Tips from folks living with varicose veins…

  • Ask your doctor about compression socks. Wearing compression stockings/socks can help improve blood circulation in your legs. To work effectively, compression stockings/socks must fit properly. Your doctor and pharmacist can help you find the right size.

  • Keep the blood flowing in your legs. Avoid sitting or standing for prolonged periods. The blood in your legs can not flow as well when you remain in the same position for a long time. Make sure to get up and move around at least every 20 – 30 minutes.

  • Think about how you sit. When seated, uncross your legs and prop your feet.

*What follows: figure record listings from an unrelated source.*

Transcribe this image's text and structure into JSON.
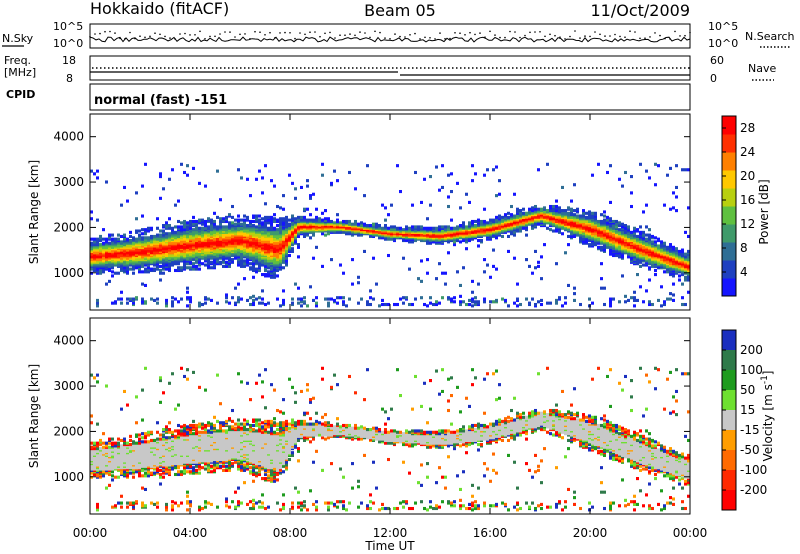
{
  "header": {
    "station": "Hokkaido (fitACF)",
    "beam": "Beam 05",
    "date": "11/Oct/2009"
  },
  "strip": {
    "nsky_label": "N.Sky",
    "nsky_ticks": [
      "10^5",
      "10^0"
    ],
    "nsearch_label": "N.Search",
    "nsearch_ticks": [
      "10^5",
      "10^0"
    ],
    "freq_label": "Freq.",
    "freq_unit": "[MHz]",
    "freq_ticks": [
      "18",
      "8"
    ],
    "nave_label": "Nave",
    "nave_ticks": [
      "60",
      "0"
    ],
    "cpid_label": "CPID",
    "cpid_value": "normal (fast) -151"
  },
  "chart_data": [
    {
      "type": "heatmap",
      "title": "",
      "ylabel": "Slant Range [km]",
      "xlabel": "",
      "x_ticks": [
        "00:00",
        "04:00",
        "08:00",
        "12:00",
        "16:00",
        "20:00",
        "00:00"
      ],
      "y_ticks": [
        1000,
        2000,
        3000,
        4000
      ],
      "ylim": [
        180,
        4500
      ],
      "xlim_hours": [
        0,
        24
      ],
      "colorbar": {
        "label": "Power [dB]",
        "ticks": [
          4,
          8,
          12,
          16,
          20,
          24,
          28
        ],
        "range": [
          0,
          30
        ],
        "colors": [
          "#1515ff",
          "#1e40c0",
          "#2f6e95",
          "#3f9a6a",
          "#5fc040",
          "#b8d010",
          "#ffc800",
          "#ff8000",
          "#ff3000",
          "#ff0000"
        ]
      },
      "scatter_band_km": [
        {
          "t": 0,
          "center": 1350,
          "width": 500
        },
        {
          "t": 2,
          "center": 1450,
          "width": 600
        },
        {
          "t": 4,
          "center": 1600,
          "width": 700
        },
        {
          "t": 6,
          "center": 1700,
          "width": 700
        },
        {
          "t": 7.5,
          "center": 1500,
          "width": 900
        },
        {
          "t": 8.3,
          "center": 2000,
          "width": 300
        },
        {
          "t": 10,
          "center": 2000,
          "width": 200
        },
        {
          "t": 12,
          "center": 1850,
          "width": 200
        },
        {
          "t": 14,
          "center": 1800,
          "width": 250
        },
        {
          "t": 16,
          "center": 1950,
          "width": 300
        },
        {
          "t": 18,
          "center": 2250,
          "width": 300
        },
        {
          "t": 20,
          "center": 1950,
          "width": 500
        },
        {
          "t": 22,
          "center": 1500,
          "width": 500
        },
        {
          "t": 24,
          "center": 1100,
          "width": 400
        }
      ],
      "peak_power_db": [
        24,
        26,
        28,
        28,
        26,
        30,
        30,
        30,
        28,
        30,
        30,
        28,
        28,
        26
      ]
    },
    {
      "type": "heatmap",
      "title": "",
      "ylabel": "Slant Range [km]",
      "xlabel": "Time UT",
      "x_ticks": [
        "00:00",
        "04:00",
        "08:00",
        "12:00",
        "16:00",
        "20:00",
        "00:00"
      ],
      "y_ticks": [
        1000,
        2000,
        3000,
        4000
      ],
      "ylim": [
        180,
        4500
      ],
      "xlim_hours": [
        0,
        24
      ],
      "colorbar": {
        "label": "Velocity [m s-1]",
        "ticks": [
          200,
          100,
          50,
          15,
          -15,
          -50,
          -100,
          -200
        ],
        "colors": [
          "#1a2fbf",
          "#2f7a4a",
          "#1e9b1e",
          "#6ee030",
          "#c8c8c8",
          "#ff9d00",
          "#ff6a00",
          "#ff2a00",
          "#ff0000"
        ]
      },
      "velocity_note": "ground scatter band near 0 m/s (gray)"
    }
  ]
}
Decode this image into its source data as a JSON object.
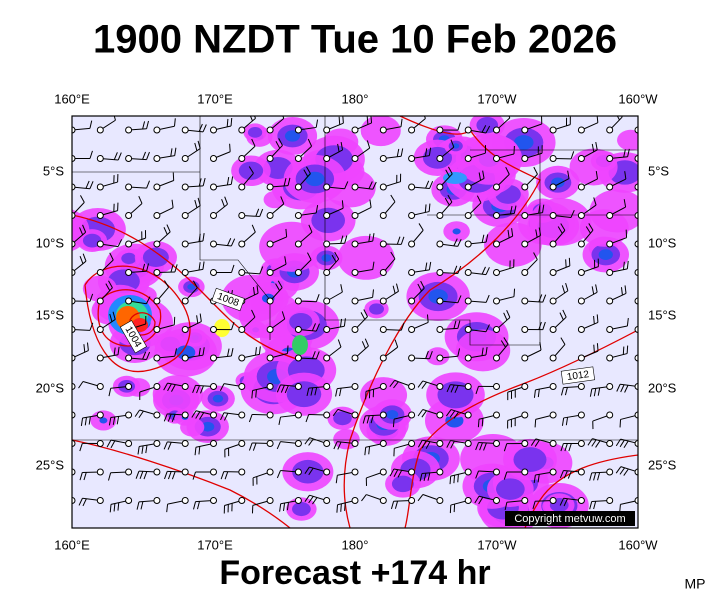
{
  "header": {
    "title": "1900 NZDT Tue 10 Feb 2026"
  },
  "map": {
    "lon_labels": [
      "160°E",
      "170°E",
      "180°",
      "170°W",
      "160°W"
    ],
    "lat_labels": [
      "5°S",
      "10°S",
      "15°S",
      "20°S",
      "25°S"
    ],
    "isobar_labels": [
      "1008",
      "1004",
      "1012"
    ],
    "copyright": "Copyright metvuw.com"
  },
  "footer": {
    "forecast": "Forecast +174 hr",
    "initials": "MP"
  }
}
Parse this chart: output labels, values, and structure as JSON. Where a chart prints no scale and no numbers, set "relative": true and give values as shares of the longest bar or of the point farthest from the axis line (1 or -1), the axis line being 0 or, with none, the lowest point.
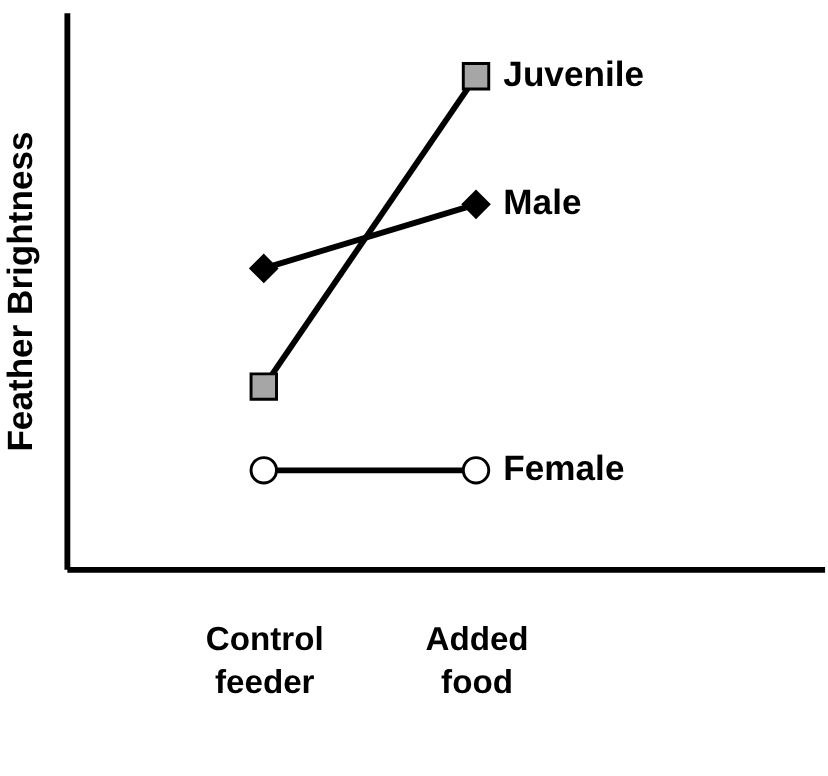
{
  "chart_data": {
    "type": "line",
    "relative": true,
    "ylabel": "Feather Brightness",
    "categories": [
      "Control feeder",
      "Added food"
    ],
    "grid": false,
    "legend": "right",
    "series": [
      {
        "name": "Juvenile",
        "color": "#a6a6a6",
        "marker": "square",
        "values": [
          0.37,
          1
        ]
      },
      {
        "name": "Male",
        "color": "#000000",
        "marker": "diamond",
        "values": [
          0.61,
          0.74
        ]
      },
      {
        "name": "Female",
        "color": "#ffffff",
        "marker": "circle",
        "values": [
          0.2,
          0.2
        ]
      }
    ]
  }
}
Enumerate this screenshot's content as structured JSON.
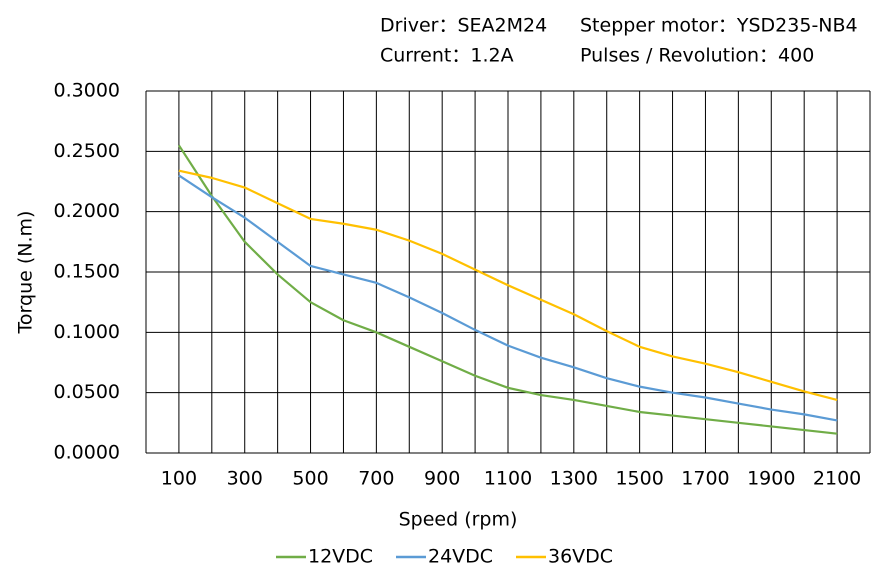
{
  "chart_data": {
    "type": "line",
    "info": [
      "Driver：SEA2M24",
      "Stepper motor：YSD235-NB4",
      "Current：1.2A",
      "Pulses / Revolution：400"
    ],
    "xlabel": "Speed  (rpm)",
    "ylabel": "Torque (N.m)",
    "x": [
      100,
      200,
      300,
      400,
      500,
      600,
      700,
      800,
      900,
      1000,
      1100,
      1200,
      1300,
      1400,
      1500,
      1600,
      1700,
      1800,
      1900,
      2000,
      2100
    ],
    "series": [
      {
        "name": "12VDC",
        "color": "#70ad47",
        "values": [
          0.255,
          0.213,
          0.175,
          0.148,
          0.125,
          0.11,
          0.1,
          0.088,
          0.076,
          0.064,
          0.054,
          0.048,
          0.044,
          0.039,
          0.034,
          0.031,
          0.028,
          0.025,
          0.022,
          0.019,
          0.016
        ]
      },
      {
        "name": "24VDC",
        "color": "#5b9bd5",
        "values": [
          0.23,
          0.212,
          0.195,
          0.175,
          0.155,
          0.148,
          0.141,
          0.129,
          0.116,
          0.102,
          0.089,
          0.079,
          0.071,
          0.062,
          0.055,
          0.05,
          0.046,
          0.041,
          0.036,
          0.032,
          0.027
        ]
      },
      {
        "name": "36VDC",
        "color": "#ffc000",
        "values": [
          0.234,
          0.228,
          0.22,
          0.207,
          0.194,
          0.19,
          0.185,
          0.176,
          0.165,
          0.152,
          0.139,
          0.127,
          0.115,
          0.101,
          0.088,
          0.08,
          0.074,
          0.067,
          0.059,
          0.051,
          0.044
        ]
      }
    ],
    "xlim": [
      0,
      2200
    ],
    "xticks": [
      100,
      300,
      500,
      700,
      900,
      1100,
      1300,
      1500,
      1700,
      1900,
      2100
    ],
    "x_minor_ticks": [
      0,
      200,
      400,
      600,
      800,
      1000,
      1200,
      1400,
      1600,
      1800,
      2000,
      2200
    ],
    "ylim": [
      0,
      0.3
    ],
    "yticks": [
      {
        "value": 0,
        "label": "0.0000"
      },
      {
        "value": 0.05,
        "label": "0.0500"
      },
      {
        "value": 0.1,
        "label": "0.1000"
      },
      {
        "value": 0.15,
        "label": "0.1500"
      },
      {
        "value": 0.2,
        "label": "0.2000"
      },
      {
        "value": 0.25,
        "label": "0.2500"
      },
      {
        "value": 0.3,
        "label": "0.3000"
      }
    ],
    "grid": true,
    "legend": "bottom"
  }
}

Many of us cross our legs out of habit, but sitting with your legs crossed for too long can slow blood flow in your legs. Instead, place your feet on a footrest or ottoman. If you can’t prop your feet, keep them flat on the floor or crossed at the ankles.

  • Elevate your legs when lying down. Raising your legs above the level of your heart helps improve blood flow. Just ten minutes at a time will help. Try lying on your back on a bed with your feet propped on pillows.

  • Keep your weight under control. Being overweight can put added pressure on your veins, impeding blood flow and aggravating varicose veins.

  • Stay active. Moving helps keep your leg muscles strong and improves circulation. Try to fit in some form of exercise appropriate to your physical condition and health. It could be swimming, biking, dancing, or taking a walk. Your doctor can help you identify the healthiest ways for you to stay active.